Joyful Afronauts of the Caribbean — Systema Solar Raps, Scratches, and Funkifies Colombia’s Technicolor Coast

By 20 August, 2010

A new craft is winging its way through the sonic solar system, built from creaky amps and sleek laptops, powered by dayglo Caribbean sun and the brilliant pulse of street parties, and steered by hip-hop Afronauts from one of the globe’s new music hotspots.

Welcome aboard Colombia’s Systema Solar, the funkiest Technocolor hip-hop and DJ crew/Latin sound system ever to be pulled by donkey or graced with slammin’ beats. Uniting Afro-Colombian roots with rap, scratching with Afro-Latin percussion, and unstoppable dance grooves with a live video mix, Systema Solar has landed on the world stage with Systema Solar (ONErpm.com; October 14, 2010), the perfect intro to Latin America’s coolest musical-visual collective.

Systema Solar bursts with the colors and sounds of Colombia’s Caribbean coast, right down to the band’s glittering suits. This florescent exuberance is inspired by a favorite local institution, the pikos, or mobile sound systems akin to Jamaica’s pick-ups, movable parties that can be set up anywhere.

“On the coast, everyone has a huge stereo, as big as possible,” explains Systema Solar’s producer and sonic architect Juan Carlos Pellegrino. “When the pikos began, people started buying more and more amps and got into creating really big sound systems and these parties. They close a place on the edge of town, or a street in some village or city, and start blasting music. The louder, the better.”

The piko evolved into its own quirky, vibrant format, with passionate competition between crews, insisting they’ll blow away anyone else’s pathetic speakers. Announcers imitate the undulating r’s and over-the-top diction of radio personalities (Systema Solar do their own version on “Plakas”). And musically, they’re platforms for reshaping Afro-Latin styles on the spot.

“Champeta is African music reinterpreted by the Colombian people on the coast,” Dani Broderick, DJ and producer with the group, recounts. “You have African sounds, mixed with Colombian rhythms and lyrics, with their lives and feelings, and with live remixing, putting on beats. Lots of pikos DJ love that famous Casio machine with the dog sound. That’s a classic: You start doing the beat and the barking and making up lyrics as you go along.”
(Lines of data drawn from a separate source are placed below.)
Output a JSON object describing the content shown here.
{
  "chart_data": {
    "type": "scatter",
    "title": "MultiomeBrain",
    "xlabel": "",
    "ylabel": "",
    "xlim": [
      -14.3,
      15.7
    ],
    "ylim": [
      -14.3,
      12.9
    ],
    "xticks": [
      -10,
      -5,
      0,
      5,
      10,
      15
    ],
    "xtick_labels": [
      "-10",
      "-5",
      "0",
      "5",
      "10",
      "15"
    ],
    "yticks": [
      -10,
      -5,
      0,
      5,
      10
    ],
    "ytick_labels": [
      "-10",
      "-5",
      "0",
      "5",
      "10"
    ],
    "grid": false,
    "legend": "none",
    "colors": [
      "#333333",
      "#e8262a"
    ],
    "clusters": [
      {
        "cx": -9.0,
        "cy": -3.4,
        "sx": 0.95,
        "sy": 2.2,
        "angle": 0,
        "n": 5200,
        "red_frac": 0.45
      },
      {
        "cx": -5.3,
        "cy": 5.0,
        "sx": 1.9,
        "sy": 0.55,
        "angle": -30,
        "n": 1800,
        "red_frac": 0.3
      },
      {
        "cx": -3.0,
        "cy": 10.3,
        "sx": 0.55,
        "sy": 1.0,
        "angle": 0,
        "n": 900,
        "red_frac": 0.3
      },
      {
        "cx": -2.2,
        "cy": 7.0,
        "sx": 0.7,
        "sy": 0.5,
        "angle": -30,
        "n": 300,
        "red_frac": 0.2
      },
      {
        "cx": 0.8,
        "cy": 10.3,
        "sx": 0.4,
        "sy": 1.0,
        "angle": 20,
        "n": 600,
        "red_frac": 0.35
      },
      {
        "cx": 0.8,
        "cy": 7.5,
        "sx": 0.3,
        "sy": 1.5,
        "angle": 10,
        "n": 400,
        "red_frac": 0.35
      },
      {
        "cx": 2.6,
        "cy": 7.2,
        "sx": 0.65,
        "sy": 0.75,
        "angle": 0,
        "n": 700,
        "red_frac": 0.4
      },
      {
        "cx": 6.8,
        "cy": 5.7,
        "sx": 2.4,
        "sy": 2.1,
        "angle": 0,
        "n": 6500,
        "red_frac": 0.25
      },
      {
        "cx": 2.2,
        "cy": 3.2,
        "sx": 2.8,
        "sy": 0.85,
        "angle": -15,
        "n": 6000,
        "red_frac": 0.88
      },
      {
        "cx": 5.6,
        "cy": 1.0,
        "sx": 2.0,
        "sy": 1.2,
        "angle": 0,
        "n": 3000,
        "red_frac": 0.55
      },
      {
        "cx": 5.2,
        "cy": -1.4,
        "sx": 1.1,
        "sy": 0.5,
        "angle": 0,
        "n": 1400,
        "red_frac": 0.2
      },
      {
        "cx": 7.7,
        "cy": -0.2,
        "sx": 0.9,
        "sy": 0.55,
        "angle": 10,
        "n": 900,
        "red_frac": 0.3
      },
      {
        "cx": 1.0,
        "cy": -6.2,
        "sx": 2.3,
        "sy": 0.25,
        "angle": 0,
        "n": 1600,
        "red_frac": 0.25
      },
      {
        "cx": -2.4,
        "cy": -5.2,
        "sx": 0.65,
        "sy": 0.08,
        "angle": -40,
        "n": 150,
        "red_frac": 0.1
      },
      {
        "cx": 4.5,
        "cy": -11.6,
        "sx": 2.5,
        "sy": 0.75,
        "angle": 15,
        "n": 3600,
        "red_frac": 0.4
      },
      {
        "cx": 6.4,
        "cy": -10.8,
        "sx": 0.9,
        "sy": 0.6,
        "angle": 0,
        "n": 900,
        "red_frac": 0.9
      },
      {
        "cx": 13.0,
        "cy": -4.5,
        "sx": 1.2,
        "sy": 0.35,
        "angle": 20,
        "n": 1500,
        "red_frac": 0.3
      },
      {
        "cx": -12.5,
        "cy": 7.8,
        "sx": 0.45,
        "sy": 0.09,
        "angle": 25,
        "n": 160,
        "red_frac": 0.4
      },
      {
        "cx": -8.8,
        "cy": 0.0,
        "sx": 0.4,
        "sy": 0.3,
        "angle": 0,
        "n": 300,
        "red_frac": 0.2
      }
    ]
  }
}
All the spontaneity and quirky aesthetics are the perfect launch pad for the group’s vision of a Colombian music that brings together the best of the country’s hip hop and techno scenes with the best of its roots. Made up of some of Colombia’s hottest rappers, techno DJs, percussionists, and video artists, the collective transforms the essence of the pikos into bangin’, infectious, vivid tracks that use everything from sampled 1940s vinyl to scratching to blazing drums.

Powering all this creativity is another aspect of the Colombian Caribbean, verbena, the good-time celebratory spirit guiding parties from tiny hamlets to big cities. This positive focus on lifting spirits and getting down stands out in stark contrast to other hip-hop movements in Colombia, like the gangsta-inflected hardcore rap of Bogotá.

“Verbena is the traditional party of the people. That’s what we do also. We make that moment of joyful gathering possible,” says vocalist Walter Hernandez, trying to convey the word’s complexity. “The verbena lets everyone express and liberate themselves, to be free, to change their ways. That’s why we call our style ‘berbenautics;’ we’re navigating the verbenosphere!”

This spirit of verbena slyly turns Colombia’s often harsh realities—corruption, violence, poverty—into moments for reflection. Systema Solar aims to do more than tear the roof of the sucker; they want to call out injustice in the service of social change. And with a cheeky grin.

“Our goal as artists is to project positivity and joy, as a constructive attitude to confront the hard times our world is facing,” Pellegrino muses. “A lot of artists in Colombia, who live in a rough political climate, feel the militant revolutionary chanting songs or actions ‘against’ the system are no longer a functional form of bringing about change. What drives us is creating music, videos and a performances that make people conscious about the the troubles of the world, but in a way that is not fatalist, by showing the positive in what seems negative at first glance.”

The hip-hop jam of “El Amarillo” decries the passivity of the populace, turned into sheep and kept ignorant to serve others’ political aims. “Quien es el patron?” lambastes Colombia’s drug-lord culture, in an ironic celebration of drug culture and its ultimate supporters in wealthy countries. “Mi Kolombia” criticizes the imbalance of power between North and South, by telling of the woes of Colombians seeking visas to visit the U.S.

The unusual yet engaging mix of medium and message has put Systema Solar in the unexpected position of uniting old folks and young hipsters, metal heads and Latin music lovers, on the same dance floors, something unheard of in Colombia and rare elsewhere.

“At this moment in Colombia, Systema Solar’s importance lies in the way we’re gathering different people from all different musical scenes, audiences from different movements and generations and social classes,” reflects Hernandez. “It’s our contribution to a real world music. Not just a marketing niche, a music that can unite the world.”